Israel was hoping that the Syrian crisis would topple the Assad regime, end the Iranian presence in Syria and sever the roots of supply to Hizbollah. The opposite had actually happened with Iran getting closer to Israel’s borders and the roots of supply to Hizbollah in Lebanon getting more secure. Continued Israeli air raids on positions in Syria during the past five years, on alleged convoys of arms shipments to Hizbollah and later on Iraqi Hizbollah positions in Iraq, had hardly changed the situation.
This is the background to the recent crisis in Iraq. By blocking any possible settlement of the Palestinian/Arab-Israeli conflict, by its continued occupation and creeping colonisation of Palestinian and Syrian lands and by treating the Palestinians in Gaza and the West bank so harshly and inhumanely for more than five decades, Israel is constantly enlarging its circle of enemies. The US would better help Israel and better serve its long term interests by encouraging it to end the occupation, to recognise legitimate Palestinian rights in accordance with the provisions of international law and dozens of UN resolutions on the conflict and to stop its aggression. Israel missed great opportunities for living in peace and normalising its relations with all its neighbours, near and far. It still does.
Unfortunately, instead, the US is encouraging Israel’s intransigence by recognising Jerusalem as its eternal capital, by recognising Israel’s annexation of the Golan Heights and by declaring the illegal Israeli colonies on Palestinian lands legal; in addition to other unlawful measures. The inevitable result will be that the US will end up equally blamed for Israel’s actions. Consequently, the road to any reasonable settlement of the conflict remains blocked while the causes of regional trouble thrive.
The recent tensions in Iraq cannot be separated from what is happening around the region. Israeli attack on Iraqi Hizbollah positions last August must have caused reprisals elsewhere in Iraq. The chain reaction continued with a rocket attack by Iraqi elements on an American base near Kirkuk and the death of an American contractor. That was followed by American bombing of an Iraqi militia group, killing 25 and injuring fifty. Retaliating, angry Iraqi crowds, including militia members, stormed the US embassy in Baghdad, breaching its security walls, burning security posts and causing enormous damage to the external structure. They did not reach the main building or harm Americans. Though an alarming escalation, the crowd, which threatened to stay there indefinitely and built tents, decided to evacuate the place completely the next day upon wise advice from their leaders, who clearly opposed escalation.

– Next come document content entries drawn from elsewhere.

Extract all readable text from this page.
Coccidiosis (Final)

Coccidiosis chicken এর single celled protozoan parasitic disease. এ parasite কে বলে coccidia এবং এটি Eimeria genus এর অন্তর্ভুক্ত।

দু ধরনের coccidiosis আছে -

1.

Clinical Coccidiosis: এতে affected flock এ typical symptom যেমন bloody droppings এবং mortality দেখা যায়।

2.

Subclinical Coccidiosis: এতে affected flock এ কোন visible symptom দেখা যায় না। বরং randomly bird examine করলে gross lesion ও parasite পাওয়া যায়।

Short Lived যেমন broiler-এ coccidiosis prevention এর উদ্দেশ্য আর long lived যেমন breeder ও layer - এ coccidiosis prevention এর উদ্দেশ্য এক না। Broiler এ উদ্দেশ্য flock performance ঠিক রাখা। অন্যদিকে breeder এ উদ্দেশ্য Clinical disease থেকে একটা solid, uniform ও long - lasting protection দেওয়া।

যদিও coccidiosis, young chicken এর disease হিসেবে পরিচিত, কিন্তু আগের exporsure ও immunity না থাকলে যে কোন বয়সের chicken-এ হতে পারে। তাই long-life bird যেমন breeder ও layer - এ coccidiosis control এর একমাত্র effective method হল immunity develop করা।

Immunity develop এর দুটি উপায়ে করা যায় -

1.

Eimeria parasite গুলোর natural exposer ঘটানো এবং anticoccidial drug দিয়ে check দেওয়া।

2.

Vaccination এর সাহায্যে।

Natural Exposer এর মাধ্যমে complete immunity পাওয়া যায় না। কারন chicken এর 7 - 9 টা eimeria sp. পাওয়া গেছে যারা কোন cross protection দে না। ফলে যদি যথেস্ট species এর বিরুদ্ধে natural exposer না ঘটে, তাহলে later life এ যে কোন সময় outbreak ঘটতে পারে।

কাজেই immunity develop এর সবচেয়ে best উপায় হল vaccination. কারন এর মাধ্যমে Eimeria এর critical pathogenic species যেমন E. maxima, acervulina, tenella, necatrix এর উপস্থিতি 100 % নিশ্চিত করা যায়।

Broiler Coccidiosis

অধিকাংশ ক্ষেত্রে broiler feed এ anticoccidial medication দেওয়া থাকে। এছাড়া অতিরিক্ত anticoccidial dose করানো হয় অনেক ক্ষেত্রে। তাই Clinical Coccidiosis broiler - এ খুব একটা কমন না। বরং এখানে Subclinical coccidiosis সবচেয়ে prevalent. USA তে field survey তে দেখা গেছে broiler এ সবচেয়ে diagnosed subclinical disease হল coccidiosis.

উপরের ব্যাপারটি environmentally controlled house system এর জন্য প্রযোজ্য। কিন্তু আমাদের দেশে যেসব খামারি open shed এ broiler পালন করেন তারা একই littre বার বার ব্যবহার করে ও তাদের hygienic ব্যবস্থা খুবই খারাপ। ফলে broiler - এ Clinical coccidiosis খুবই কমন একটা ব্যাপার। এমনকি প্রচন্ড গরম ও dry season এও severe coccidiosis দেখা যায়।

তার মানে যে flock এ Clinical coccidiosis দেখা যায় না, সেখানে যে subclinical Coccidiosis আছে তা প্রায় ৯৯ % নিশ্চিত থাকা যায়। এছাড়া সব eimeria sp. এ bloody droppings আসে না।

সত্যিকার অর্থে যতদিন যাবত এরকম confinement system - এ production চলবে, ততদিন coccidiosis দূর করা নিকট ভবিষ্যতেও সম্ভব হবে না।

That was a very suitable moment to break the spiraling cycle of violence which brought relief, until the US decided to assassinate Iranian military general Qassem Suleimani on Iraqi territory, plunging the entire region once again into the very deep abyss of endless violence and possibly larger war. No one can predict where this unnecessary, miscalculated provocation will take the region. The only certainty is that the situation is extremely grave and dangerous. The assassination was widely criticised, even in the US.
“Trump lit a fire by exiting the Iran Deal and poured gasoline on it by Killing Soleimani”, wrote Gary Sick in the Business Insider on January 4.
One would hope to see the UN acting to defuse such a crisis, but the UN is completely absent. One would hope that a major world power would drop the torch and hold an extinguisher instead, to put out fires as they appear any where in our world, not start ones.
Hasan Abu Nimah is the former permanent representative of Jordan at the United Nations.